Karen Wallace: I'm Karen Wallace for Morningstar.com.
College savers are investing with a critical goal and a fixed time frame. Given the high financial and emotional stakes involved in choosing and paying for college, investors should feel confident about their choice of savings vehicle, whether it's a 529 plan, a Coverdell, or a Roth IRA.
There are many different college-saving options to choose from, which differ in terms of their tax treatment and investment flexibility, as well as their effect on financial aid eligibility. 529 savings plans have become popular choices because they allow you to save a significant amount of money and they have money-saving tax advantages, including state tax breaks on contributions and tax-free compounding and withdrawals for qualified higher-education expenses.
Coverdell and Roth IRAs allow investors more freedom to select investments than 529 plans, but their yearly contribution limits are smaller and investors above certain income limits are not eligible to contribute.
Finally, it's important to understand how different college-savings vehicles impact a student's financial-aid eligibility.

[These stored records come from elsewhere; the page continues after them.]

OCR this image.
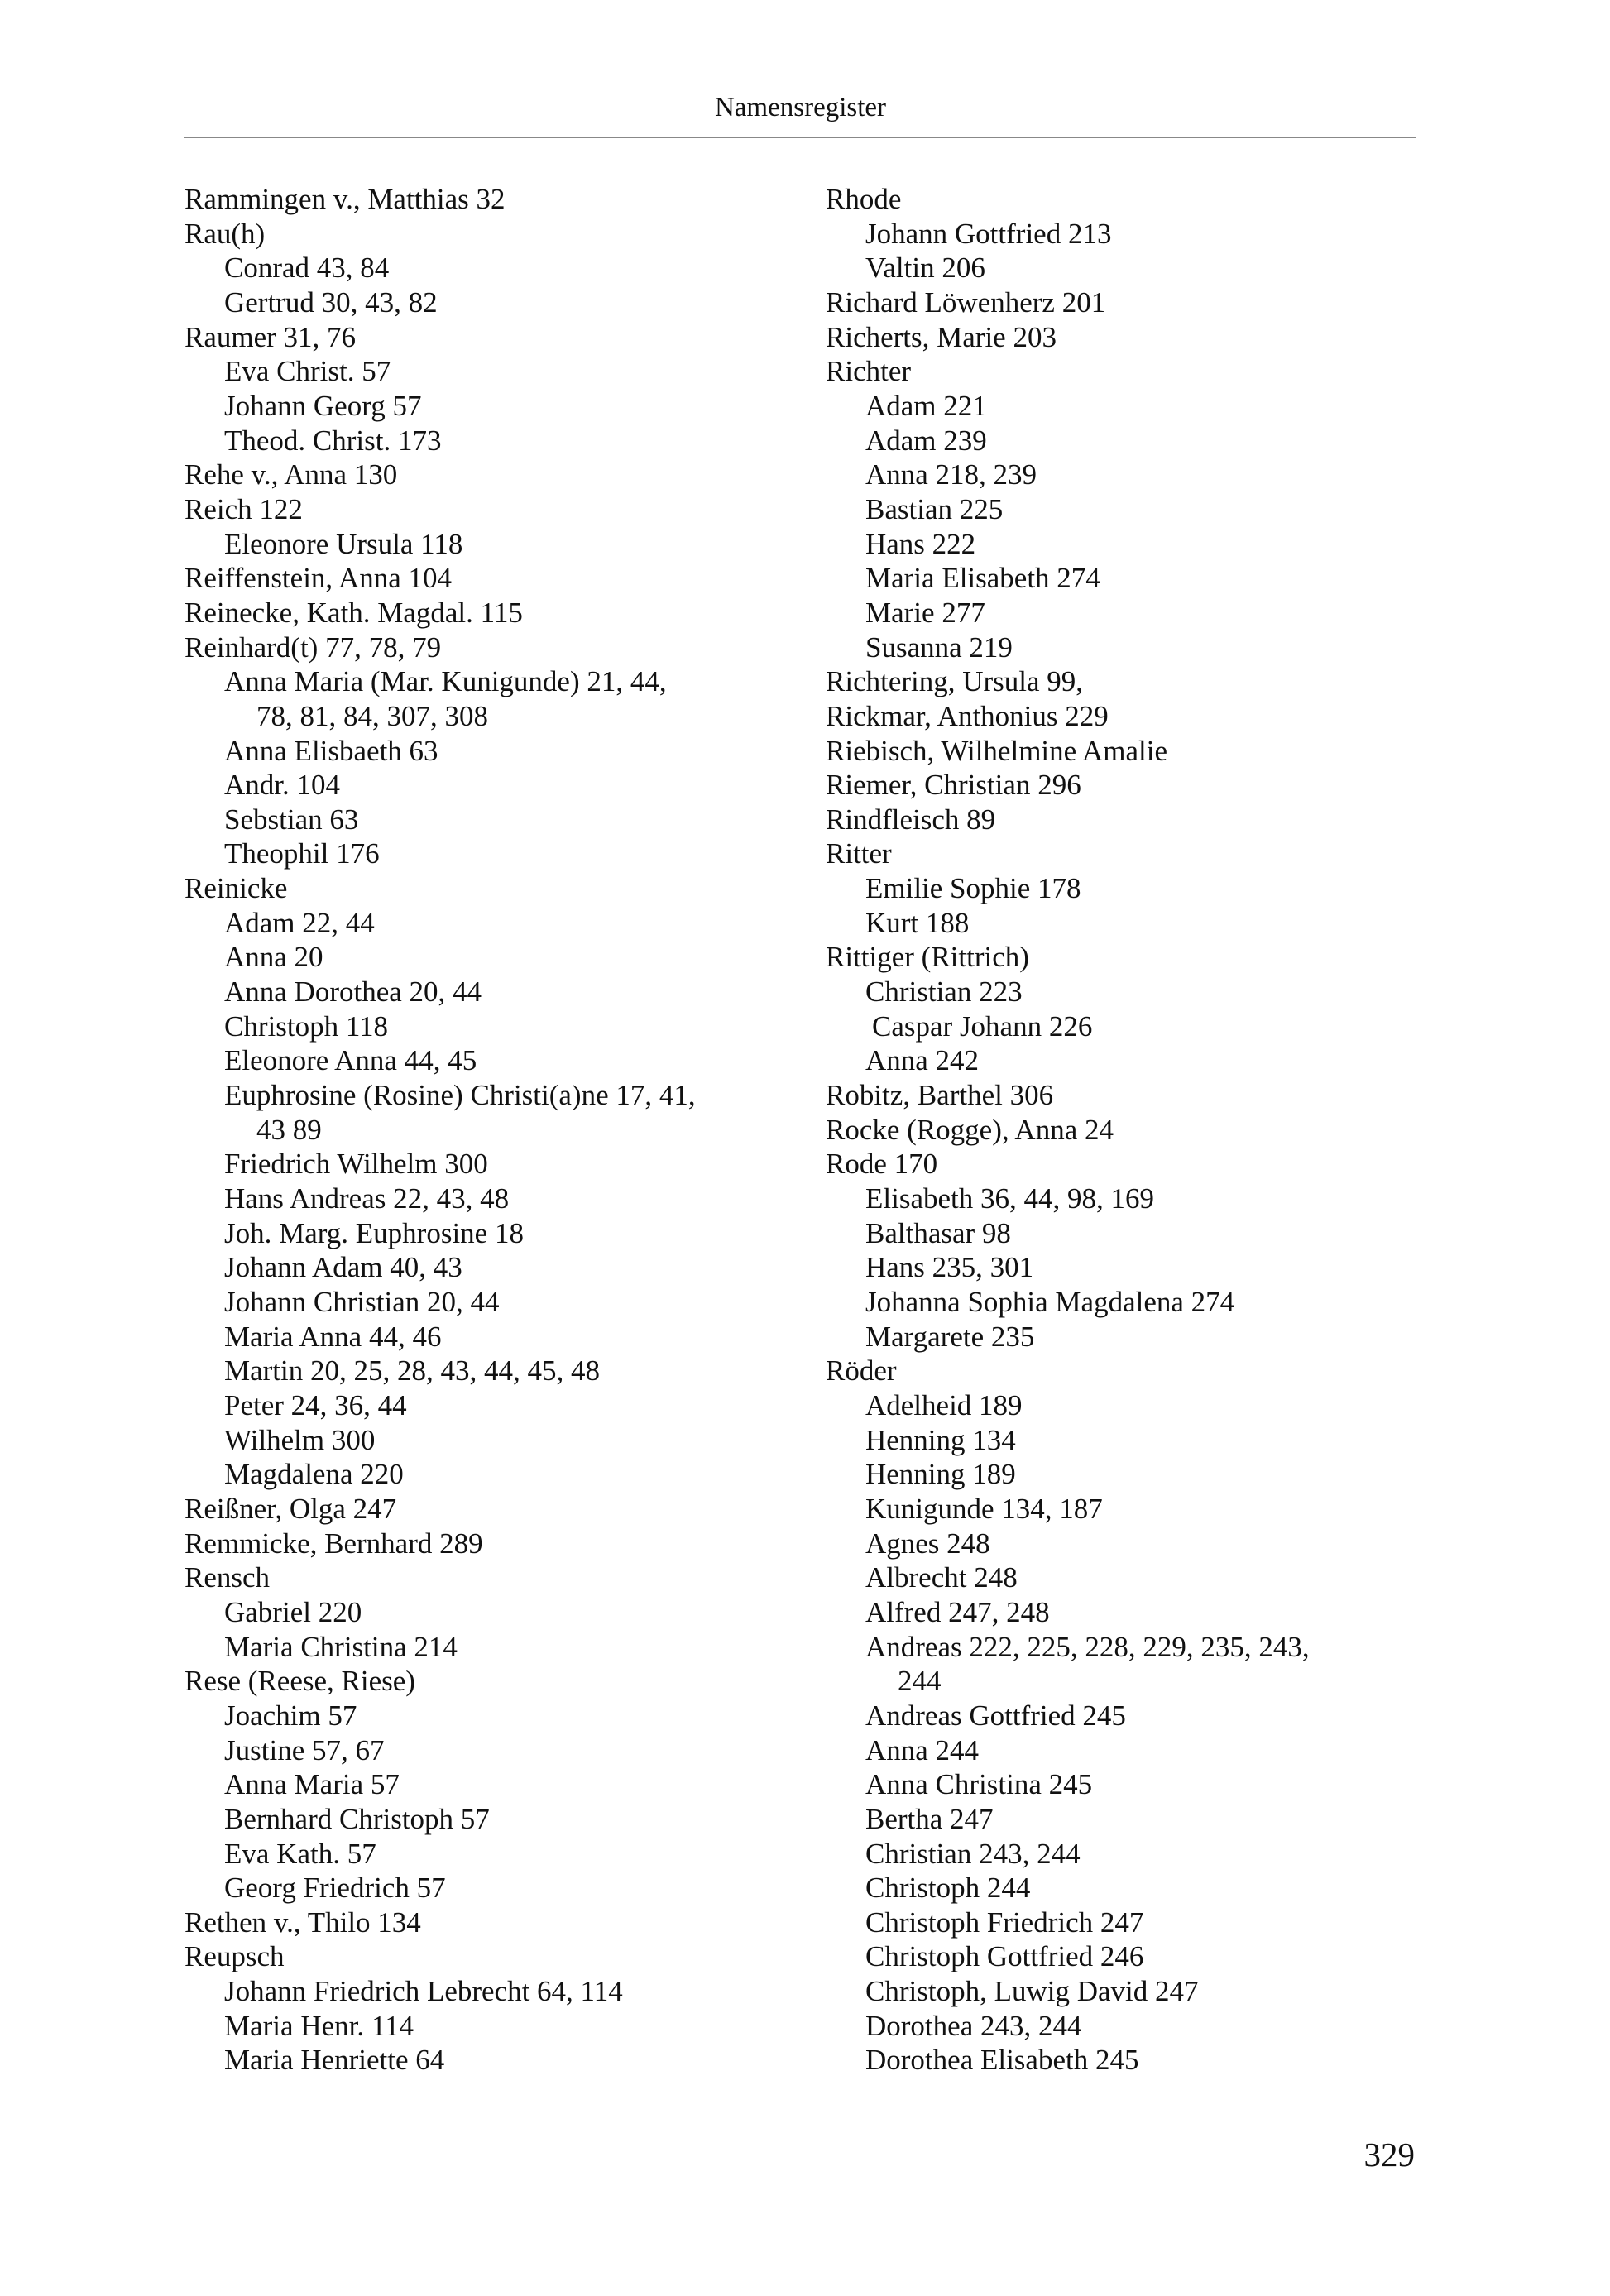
Namensregister
Rammingen v., Matthias 32
Rau(h)
Conrad 43, 84
Gertrud 30, 43, 82
Raumer 31, 76
Eva Christ. 57
Johann Georg 57
Theod. Christ. 173
Rehe v., Anna 130
Reich 122
Eleonore Ursula 118
Reiffenstein, Anna 104
Reinecke, Kath. Magdal. 115
Reinhard(t) 77, 78, 79
Anna Maria (Mar. Kunigunde) 21, 44,
78, 81, 84, 307, 308
Anna Elisbaeth 63
Andr. 104
Sebstian 63
Theophil 176
Reinicke
Adam 22, 44
Anna 20
Anna Dorothea 20, 44
Christoph 118
Eleonore Anna 44, 45
Euphrosine (Rosine) Christi(a)ne 17, 41,
43 89
Friedrich Wilhelm 300
Hans Andreas 22, 43, 48
Joh. Marg. Euphrosine 18
Johann Adam 40, 43
Johann Christian 20, 44
Maria Anna 44, 46
Martin 20, 25, 28, 43, 44, 45, 48
Peter 24, 36, 44
Wilhelm 300
Magdalena 220
Reißner, Olga 247
Remmicke, Bernhard 289
Rensch
Gabriel 220
Maria Christina 214
Rese (Reese, Riese)
Joachim 57
Justine 57, 67
Anna Maria 57
Bernhard Christoph 57
Eva Kath. 57
Georg Friedrich 57
Rethen v., Thilo 134
Reupsch
Johann Friedrich Lebrecht 64, 114
Maria Henr. 114
Maria Henriette 64
Rhode
Johann Gottfried 213
Valtin 206
Richard Löwenherz 201
Richerts, Marie 203
Richter
Adam 221
Adam 239
Anna 218, 239
Bastian 225
Hans 222
Maria Elisabeth 274
Marie 277
Susanna 219
Richtering, Ursula 99,
Rickmar, Anthonius 229
Riebisch, Wilhelmine Amalie
Riemer, Christian 296
Rindfleisch 89
Ritter
Emilie Sophie 178
Kurt 188
Rittiger (Rittrich)
Christian 223
Caspar Johann 226
Anna 242
Robitz, Barthel 306
Rocke (Rogge), Anna 24
Rode 170
Elisabeth 36, 44, 98, 169
Balthasar 98
Hans 235, 301
Johanna Sophia Magdalena 274
Margarete 235
Röder
Adelheid 189
Henning 134
Henning 189
Kunigunde 134, 187
Agnes 248
Albrecht 248
Alfred 247, 248
Andreas 222, 225, 228, 229, 235, 243,
244
Andreas Gottfried 245
Anna 244
Anna Christina 245
Bertha 247
Christian 243, 244
Christoph 244
Christoph Friedrich 247
Christoph Gottfried 246
Christoph, Luwig David 247
Dorothea 243, 244
Dorothea Elisabeth 245
329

Assets in a 529 plan and a Coverdell plan have minimal impact on a student’s financial aid eligibility, as long as the accounts are owned by the parents or dependent student. Roth IRA or other retirement account assets could have no impact or a large impact: They aren't counted in the financial aid eligibility calculation at all, unless a distribution is taken to pay for college. After that, those assets used are counted as income and will have a larger impact on the student's financial aid eligibility.
Thanks for watching. I’m Karen Wallace for Morningstar.com.